The strange world of fake video obituaries

I’m going to tell you about a sub-genre of internet video that looks like something out of a dystopian novel by William Gibson: There are several channels on YouTube where artificial intelligence creates video obituaries for famous people who haven’t died.

YouTube channels such as Hollywood Edition and Celeb News 265 show computer-generated obituary videos of living celebrities such as Ted Danson , Simon Cowell , and Clint Eastwood . Several videos are posted daily, and each one is basically the same: a computer-generated voice reading an AI-generated script over stock images of a “dead” celebrity while the same dark piano music plays. It’s very weird and creepy.

Most of these videos are unpopular, garnering several thousand views, but there are exceptions: this Jet Li obituary has over 250,000 views, and this Cassie Davis video has over half a million views.

The goals are easy to understand: all videos are monetized and probably require almost no human effort to create, so someone is making money off the oddities. But why YouTube doesn’t block channels that exist only to spread misinformation is puzzling. Celeb News 256 has been around since 2019 and is just one of an unknown number of other channels with the same business plan.

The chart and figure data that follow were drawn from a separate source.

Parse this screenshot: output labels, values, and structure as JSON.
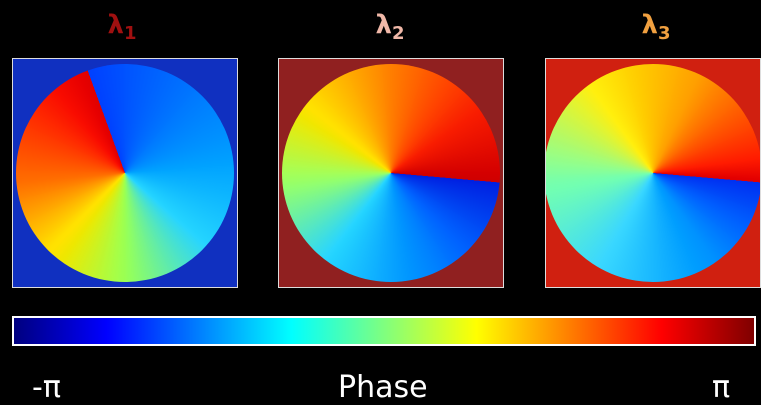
{
  "panels": [
    {
      "label": "λ",
      "subscript": "1"
    },
    {
      "label": "λ",
      "subscript": "2"
    },
    {
      "label": "λ",
      "subscript": "3"
    }
  ],
  "colorbar": {
    "min_label": "-π",
    "title": "Phase",
    "max_label": "π"
  }
}
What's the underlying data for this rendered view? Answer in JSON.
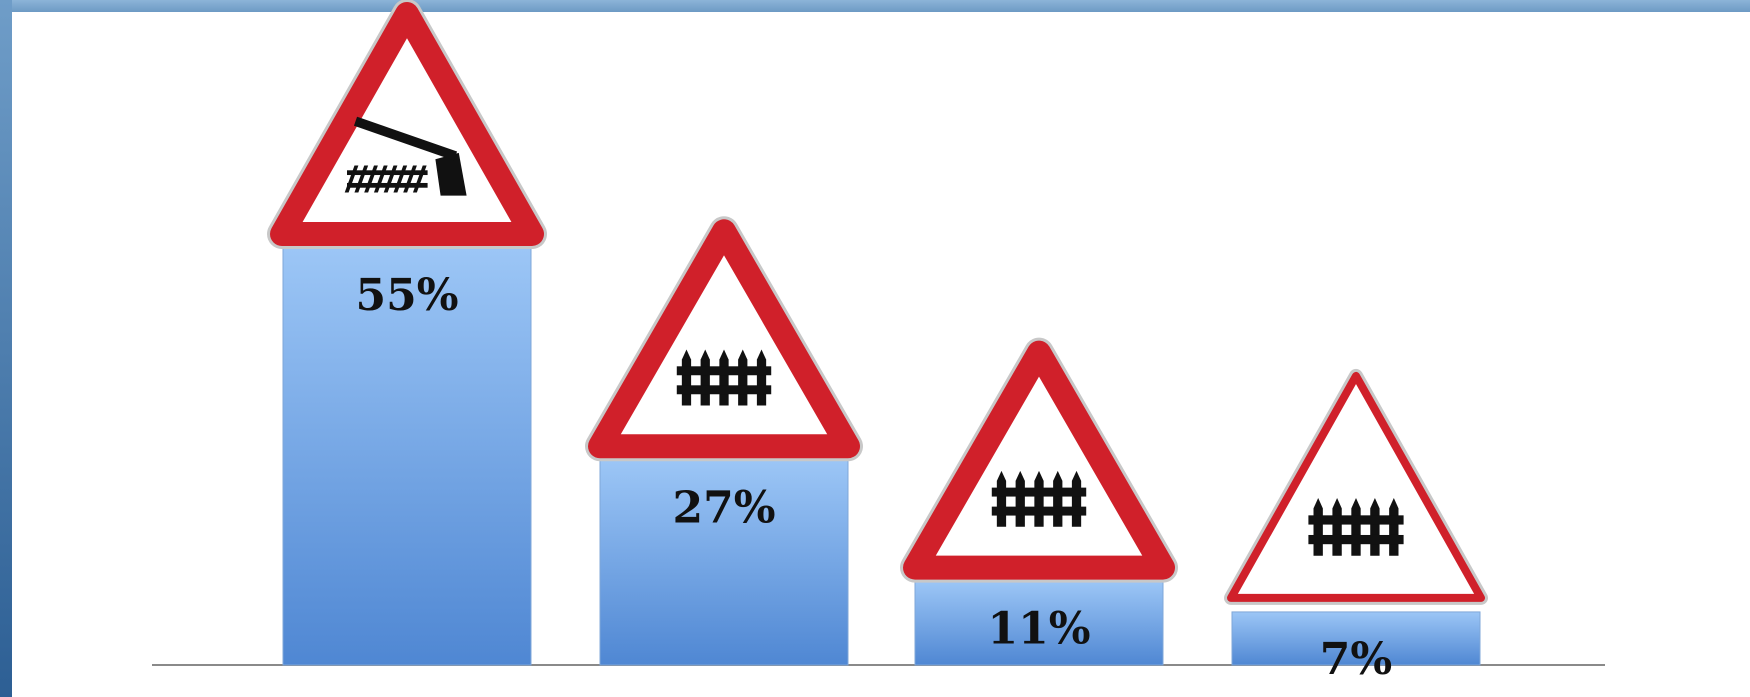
{
  "chart_data": {
    "type": "bar",
    "categories": [
      "railway-crossing-with-barrier-sign",
      "railway-crossing-without-barrier-sign",
      "railway-crossing-without-barrier-sign-2",
      "railway-crossing-without-barrier-sign-3"
    ],
    "values": [
      55,
      27,
      11,
      7
    ],
    "labels": [
      "55%",
      "27%",
      "11%",
      "7%"
    ],
    "ylim": [
      0,
      55
    ],
    "grid": false,
    "legend": "none",
    "colors": {
      "bar_top": "#9cc6f6",
      "bar_bottom": "#4f87d3",
      "sign_border": "#d0202a",
      "sign_fill": "#ffffff",
      "symbol": "#111111",
      "baseline": "#8a8a8a"
    }
  }
}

Viral Video of the Week: Shane Dawson Conspiracy Theories 2023

Most conspiracy theory videos are stupid and fake, but YouTuber Shane Dawson’s latest video details a real-life conspiracy you’ve probably been the victim of. In a nutshell (fancy pistachio): Supermarkets and grocery stores often sell the same products under different brand names at different prices, so Aldi’s trademark Cheetohs, which looks like a cheap fake, is actually Cheetohs in a different package. It’s not that it shakes the earth in itself, but the prevalence of this practice is eye-opening, and it’s encouraging that young people are using YouTube to say, “Don’t be fooled by this.” According to Dawson’s video, Aldi, Trader Joe’s, Walmart and other stores are stocked with cheap food in fancy packaging and vice versa, and they often sell the store’s brand and national brand next to each other. Also of concern is that no one should tell consumers they are being scammed, and the only way to know for sure is when there is a product recall.